Ich bin ja der Meinung das die Politiker erst mal Sparen. Diäten könnten auch mal gesenkt werden und eben nicht nur Nullrunden durchgeführt werden. Dinge die bei normalen Familien nicht gefördert werden, sollten auch bei Familien von Politikern nicht mehr gefördert werden. Vielleicht sollten auch mal ein paar Steuerschlupflöcher geschlossen werden und Transferleistungen nur nach Bedarf erbracht werden. Ich glaube eine wirklich reiche Familie braucht keinen Kinderfreibetrag oder Kindergeld. Vielleicht sollten auch die Banken endlich mal mit ins Boot geholt werden. Die Gelder die der Staat in die Banken gesteckt hat gehören wieder zurück gezahlt. Also sollte ein großer Teil des Gewinns in die Staatskasse fließen und nicht in die Kassen anderer.

Aber das sind alles nur so komische Ideen von mir, ich bin ja kein Experte und wenn die meinen das man bei der Arbeitslosenförderung sparen muss, wird das wohl so sein.
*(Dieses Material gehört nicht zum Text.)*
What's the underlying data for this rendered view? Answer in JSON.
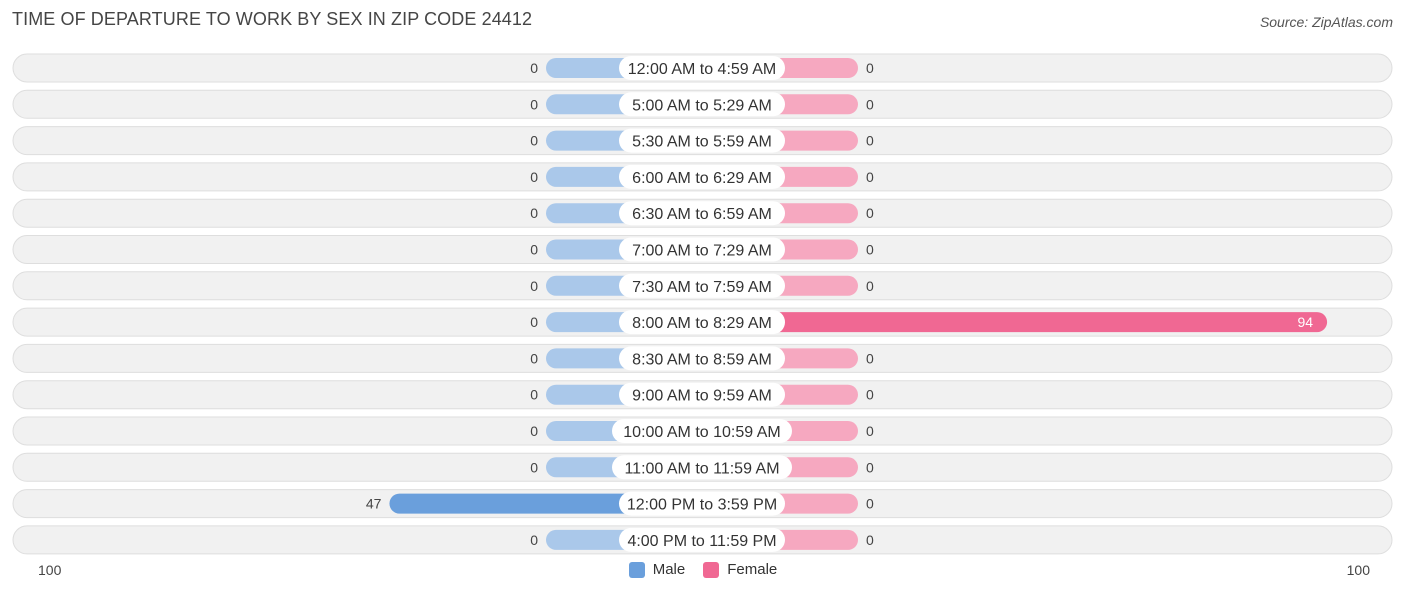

Wer schreibt hier? Sven Buchien

Ich bin Sven. Geboren 1982 in Ost-Berlin, seither ziemlicher Einzelgänger, der sich für alle möglichen Dinge interessiert und deswegen vieles nie zu einem Ende bringt. Mensch mit Abitur, der mal was Studieren wollte, aber das auch nicht beendet hat. Davor hat er aber zumindest die Ausbildung zum Kaufmann im Groß- und Außenhandel - Fachrichtung Großhandel erfolgreich beendet. Selbstständig. Ständig fragend in das Aquarium Welt schauend. Blogger. Dieser Blog hat nichts mit Aquarien zu tun! Er ist ein Aquarium voll mit meinen Gedanken, Geschichten, Erlebnissen und noch viel mehr. Eine bunte Welt, die ihr anschauen könnt, in die ihr eintauchen und diskutieren könnt, die ihr mit Kommentaren und Gedanken erweitern und bunter machen könnt. Es ist meine Welt, in der Gedanken fließend sind, dass Wasser, die Grundlage für das Leben, die Artikel, die die Fische in diesem Aquarium sind. Der Blog könnte auch Zettelkasten, Mülleimer oder Gedankenablage heißen, aber das Aquarium war es, was am besten passte und am besten passt. Eine kleine, eigene Welt, meine Gedanken- und Erlebniswelt, die durch das Glas drumherum für alle Sichtbar wird, die aber eben doch begrenzt ist durch mich, durch meine Erlebnisse, mein Wissen, offen aber für andere Gedanken, die diese Welt erweitern. In diesem persönlichen Blog teilt Sven Buchien regelmäßig Essays, Erfahrungsberichte und Notizen zu Themen wie IT, Gesellschaft und dem Alltag in Berlin.

Kommentare

  • Ich reise sehr viel in andere Länder. Da ist es schon erstaunlich, viele Länder – dazu gehört auch die USA – haben keine Sozialabsicherung für Ihre Bürger. Das ist schon erstaunlich. Auf meiner letzten Reise in Südafrika haben wir die Townships gesehen. Hier lebt die arme schwarze Bevölkerung in Kriminalität, Arbeitslosigkeit, Aids und Drogen. So sollte es auch nicht sein!